All acording to plan. What's the problem?

Bastiat's picture

Negative real rates negate an essential monetary criteria: store of value.  Got Gold? Got Silver?

Aziz's picture

Negative nominal rate = super negative real rate.

I am more equal than others's picture

Real interest rates have been negative for a long time. 

ZIRP - Rate of inflation = real rate

from blowing bubbles to blowing up.  Just push Command 'P'

Titus Flavius Caesar Vespasianus Augustus's picture

It seems to me that the US had a reasonably prominent politician who expended a great deal of energy to, at a minimum, audit the federal reserve.

The MSM didn't much cover it, the American people didn't much care, and when it did get to the Senate, in watered-down form, the Democrats, the party of truth, justice, sunshine, puppy dogs and free ice cream - promised to stop any such efforts cold.

For goodness sake, when foreign countries, pursuant to legally binding treaty, ask for an accounting or inspection of their own gold, the Fed simply ignores it.

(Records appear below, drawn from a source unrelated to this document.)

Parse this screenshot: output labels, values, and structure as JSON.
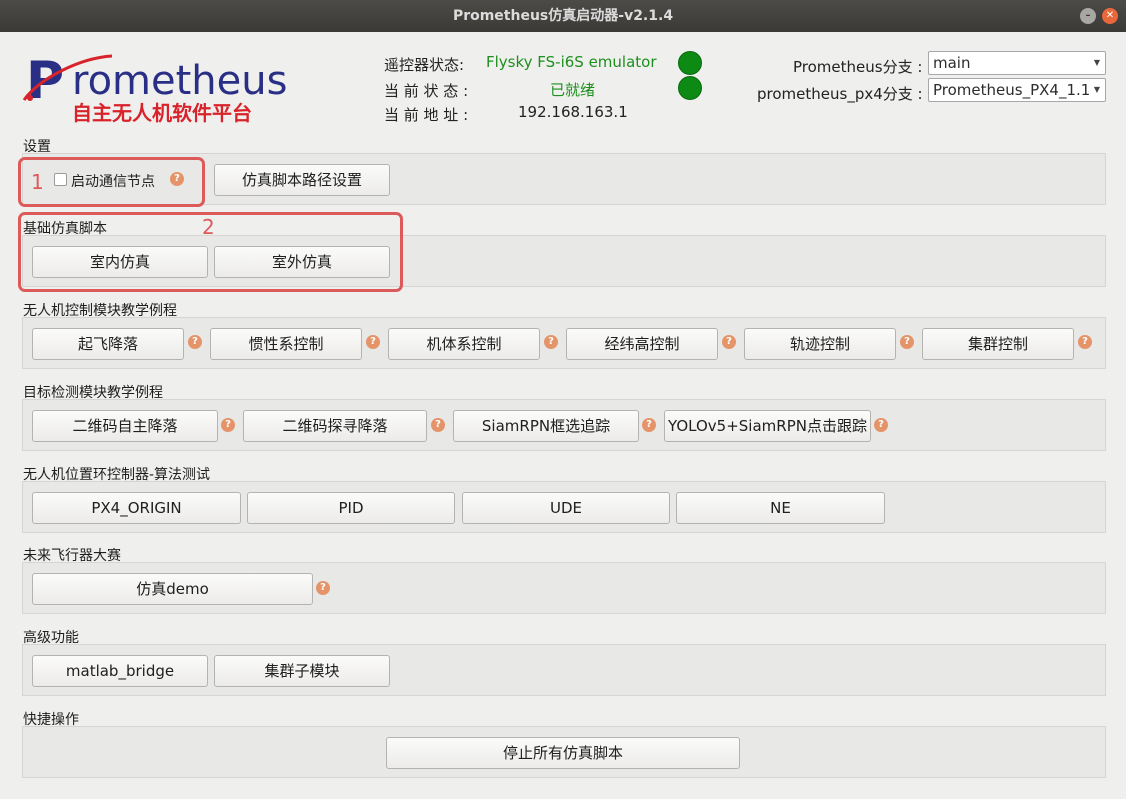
{
  "window": {
    "title": "Prometheus仿真启动器-v2.1.4"
  },
  "logo": {
    "main": "rometheus",
    "letter": "P",
    "sub": "自主无人机软件平台"
  },
  "status": {
    "remote_label": "遥控器状态:",
    "remote_value": "Flysky FS-i6S emulator",
    "current_state_label": "当 前 状 态 :",
    "current_state_value": "已就绪",
    "address_label": "当 前 地 址 :",
    "address_value": "192.168.163.1",
    "led_color": "#0c8a14"
  },
  "branches": {
    "prometheus_label": "Prometheus分支 :",
    "prometheus_value": "main",
    "px4_label": "prometheus_px4分支 :",
    "px4_value": "Prometheus_PX4_1.1"
  },
  "sections": {
    "settings": {
      "title": "设置",
      "checkbox_label": "启动通信节点",
      "path_button": "仿真脚本路径设置"
    },
    "basic": {
      "title": "基础仿真脚本",
      "buttons": [
        "室内仿真",
        "室外仿真"
      ]
    },
    "control": {
      "title": "无人机控制模块教学例程",
      "buttons": [
        "起飞降落",
        "惯性系控制",
        "机体系控制",
        "经纬高控制",
        "轨迹控制",
        "集群控制"
      ]
    },
    "detection": {
      "title": "目标检测模块教学例程",
      "buttons": [
        "二维码自主降落",
        "二维码探寻降落",
        "SiamRPN框选追踪",
        "YOLOv5+SiamRPN点击跟踪"
      ]
    },
    "position": {
      "title": "无人机位置环控制器-算法测试",
      "buttons": [
        "PX4_ORIGIN",
        "PID",
        "UDE",
        "NE"
      ]
    },
    "contest": {
      "title": "未来飞行器大赛",
      "buttons": [
        "仿真demo"
      ]
    },
    "advanced": {
      "title": "高级功能",
      "buttons": [
        "matlab_bridge",
        "集群子模块"
      ]
    },
    "quick": {
      "title": "快捷操作",
      "buttons": [
        "停止所有仿真脚本"
      ]
    }
  },
  "annotations": {
    "one": "1",
    "two": "2",
    "highlight_color": "#dd5a5a"
  },
  "help_symbol": "?"
}
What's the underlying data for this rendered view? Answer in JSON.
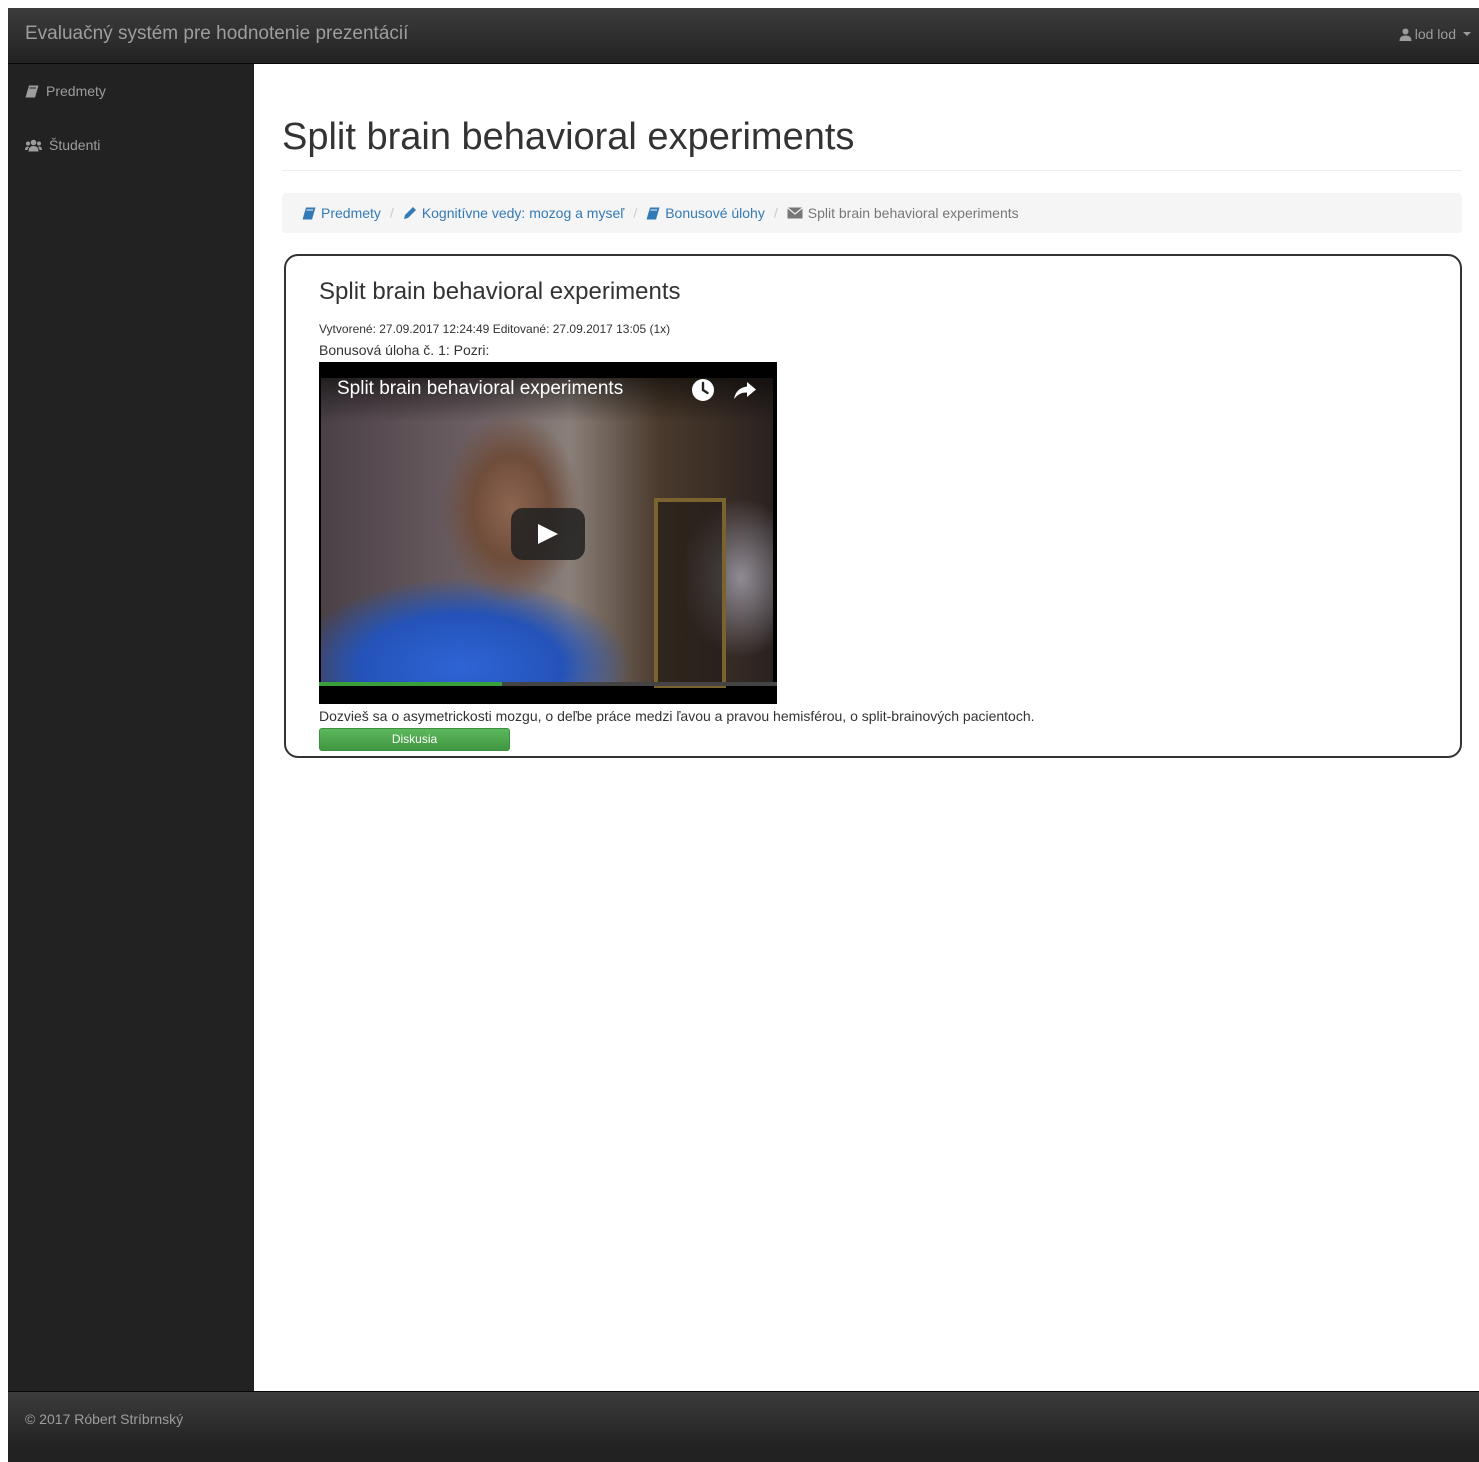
{
  "app": {
    "brand": "Evaluačný systém pre hodnotenie prezentácií",
    "user_label": "lod lod"
  },
  "sidebar": {
    "items": [
      {
        "label": "Predmety",
        "icon": "book-icon"
      },
      {
        "label": "Študenti",
        "icon": "users-icon"
      }
    ]
  },
  "page": {
    "title": "Split brain behavioral experiments"
  },
  "breadcrumb": {
    "items": [
      {
        "label": "Predmety",
        "icon": "book-icon"
      },
      {
        "label": "Kognitívne vedy: mozog a myseľ",
        "icon": "pencil-icon"
      },
      {
        "label": "Bonusové úlohy",
        "icon": "book-icon"
      },
      {
        "label": "Split brain behavioral experiments",
        "icon": "envelope-icon"
      }
    ]
  },
  "panel": {
    "title": "Split brain behavioral experiments",
    "meta": "Vytvorené: 27.09.2017 12:24:49 Editované: 27.09.2017 13:05 (1x)",
    "task": "Bonusová úloha č. 1: Pozri:",
    "video_title": "Split brain behavioral experiments",
    "description": "Dozvieš sa o asymetrickosti mozgu, o deľbe práce medzi ľavou a pravou hemisférou, o split-brainových pacientoch.",
    "button_label": "Diskusia"
  },
  "footer": {
    "text": "© 2017 Róbert Stríbrnský"
  },
  "colors": {
    "navbar": "#222222",
    "link": "#337ab7",
    "button": "#5cb85c"
  }
}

There can be no meaningful reform of the economy or economic system {especially with regard to those of us who actually invent, manufacture or innovate rather than trading around debt or lending capital} when you have an above-the-law, parasitic, apparently essentially foreign-owned cartel of banks calling the shots.


Negative interest rates to prolong "the economy" and allow large investment banks to consolidate and buy up more and more real property and other assets on the cheap is simply par for the course - robbing labor and savings to enrich lenders and those who control "the issuing power."

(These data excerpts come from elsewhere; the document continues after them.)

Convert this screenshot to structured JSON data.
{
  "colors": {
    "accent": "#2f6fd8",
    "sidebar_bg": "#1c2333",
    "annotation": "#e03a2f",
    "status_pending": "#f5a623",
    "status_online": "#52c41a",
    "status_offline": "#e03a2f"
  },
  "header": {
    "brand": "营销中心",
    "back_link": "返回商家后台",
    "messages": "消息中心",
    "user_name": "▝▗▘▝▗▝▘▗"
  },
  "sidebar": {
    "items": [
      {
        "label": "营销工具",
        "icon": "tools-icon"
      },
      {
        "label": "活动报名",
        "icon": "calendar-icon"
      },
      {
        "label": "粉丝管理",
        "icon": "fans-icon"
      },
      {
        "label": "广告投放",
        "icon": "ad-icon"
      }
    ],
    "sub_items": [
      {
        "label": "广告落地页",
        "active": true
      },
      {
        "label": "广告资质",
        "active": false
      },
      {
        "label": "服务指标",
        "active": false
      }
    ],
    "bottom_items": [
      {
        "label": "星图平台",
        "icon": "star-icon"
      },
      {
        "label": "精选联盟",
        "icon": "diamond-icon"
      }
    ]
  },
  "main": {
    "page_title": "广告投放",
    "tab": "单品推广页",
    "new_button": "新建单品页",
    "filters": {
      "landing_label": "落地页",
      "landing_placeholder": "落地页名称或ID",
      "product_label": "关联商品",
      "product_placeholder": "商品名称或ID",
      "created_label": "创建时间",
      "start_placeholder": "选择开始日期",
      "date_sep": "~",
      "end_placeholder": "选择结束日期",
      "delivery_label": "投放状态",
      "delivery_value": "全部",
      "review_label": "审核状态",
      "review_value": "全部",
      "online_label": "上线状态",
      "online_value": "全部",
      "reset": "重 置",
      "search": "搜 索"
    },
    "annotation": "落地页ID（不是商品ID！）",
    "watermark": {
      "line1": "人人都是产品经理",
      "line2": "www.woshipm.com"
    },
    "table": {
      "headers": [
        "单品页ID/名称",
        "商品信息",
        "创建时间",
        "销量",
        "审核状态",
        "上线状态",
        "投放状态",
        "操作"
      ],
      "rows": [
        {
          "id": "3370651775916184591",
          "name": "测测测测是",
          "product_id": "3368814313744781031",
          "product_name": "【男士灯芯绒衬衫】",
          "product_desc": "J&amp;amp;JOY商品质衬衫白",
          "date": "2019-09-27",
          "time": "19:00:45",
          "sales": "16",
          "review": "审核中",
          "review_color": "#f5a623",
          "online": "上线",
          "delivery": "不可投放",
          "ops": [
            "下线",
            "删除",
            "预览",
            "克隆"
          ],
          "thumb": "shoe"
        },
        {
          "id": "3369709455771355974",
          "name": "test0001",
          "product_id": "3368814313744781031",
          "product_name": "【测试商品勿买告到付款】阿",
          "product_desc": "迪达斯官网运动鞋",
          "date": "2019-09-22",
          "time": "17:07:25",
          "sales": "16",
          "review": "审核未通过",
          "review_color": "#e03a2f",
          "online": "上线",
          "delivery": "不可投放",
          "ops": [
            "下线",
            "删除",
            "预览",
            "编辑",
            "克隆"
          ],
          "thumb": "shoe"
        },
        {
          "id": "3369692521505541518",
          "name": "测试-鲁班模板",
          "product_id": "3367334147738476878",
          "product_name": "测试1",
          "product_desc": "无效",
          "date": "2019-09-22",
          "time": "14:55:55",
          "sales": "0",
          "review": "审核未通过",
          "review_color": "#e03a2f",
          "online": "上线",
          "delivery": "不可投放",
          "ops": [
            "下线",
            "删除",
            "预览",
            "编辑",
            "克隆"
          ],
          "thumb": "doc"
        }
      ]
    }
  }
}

Maybe I'm just preaching to the choir - but my point is, the Fed itself orchestrates what amounts to wealth transfer - value transfer - from productive work to those who have lots of capital amassed and those who can simply create money.


Congress is unwilling to challenge this set up -and let history reflect that Democrats are every bit as complicit.  They have made peaceful revolution impossible, and the game seems to be to run up the debt and deflate everyon'es purchasing power so the central bank can get more and more power through buying real shit....  and, I think, by "forgiving" a big part of the public debt{s} in exchange for exclusivity in the ability to create money out of nothing.


The issuing power must be restored to The People, to whom it properly belongs.





Ident 7777 economy's picture

-1 Not so subtle Ron Paul plug, and no, he was not really 'prominent'. 


Jon Stewart, he is prominent ...

Urban Redneck's picture

That quote wasn't stupid it was scary stupid.

Here's an alternative NIRP scenario-

 Because of the carrying costs for keeping money in banks or bonds in a NIRP environment, demand for physical cash (M0 ) increases.  Significant M0 increases would be the Great De-Sterilization.

Spastica Rex's picture

I'm going to come out and say that I'm no genius, and that I really don't understand a lot of things, and that I really feel very ambiguous about most economics.


Kimball's logic seems extremely tortured to me, to the point of obfuscation.

Anasteus's picture

That's exactly what I wrote about nearly 3 months ago in my comment as a joke.

... which means it's more and more difficult to come up with whatever stupidity that wouldn't come true sooner or later.

Paper CRUSHer's picture

As we all well know Japan's perpetual zero percent interest rate policy has done wonders for the economoney and the major companies in general such as driving the stock price of Sony to a 32 year low today.........r-r-rewind back to the 80's....where the hell is my Walkman?

Negative interest rates by the BOJ will no doubt help the Nikkei and Sony's stock price to recover...........hah.


Money Squid's picture

Where are all of you Bitcoin nut jobs now?

Spoof the chain bitches.

Withdrawn Sanction's picture

Japan has spent almost twenty years at the zero bound, in spite of multiple rounds of quantitative easing and stimulus. Yet Japan remains mired in depression.

Japan remains mired in depression BECAUSE of 20 years at the zero bound.  The US is headed in the same direction and for the same reason.  Negative real rates retard capital formation and impede the liquidation of unsound debts and debtors.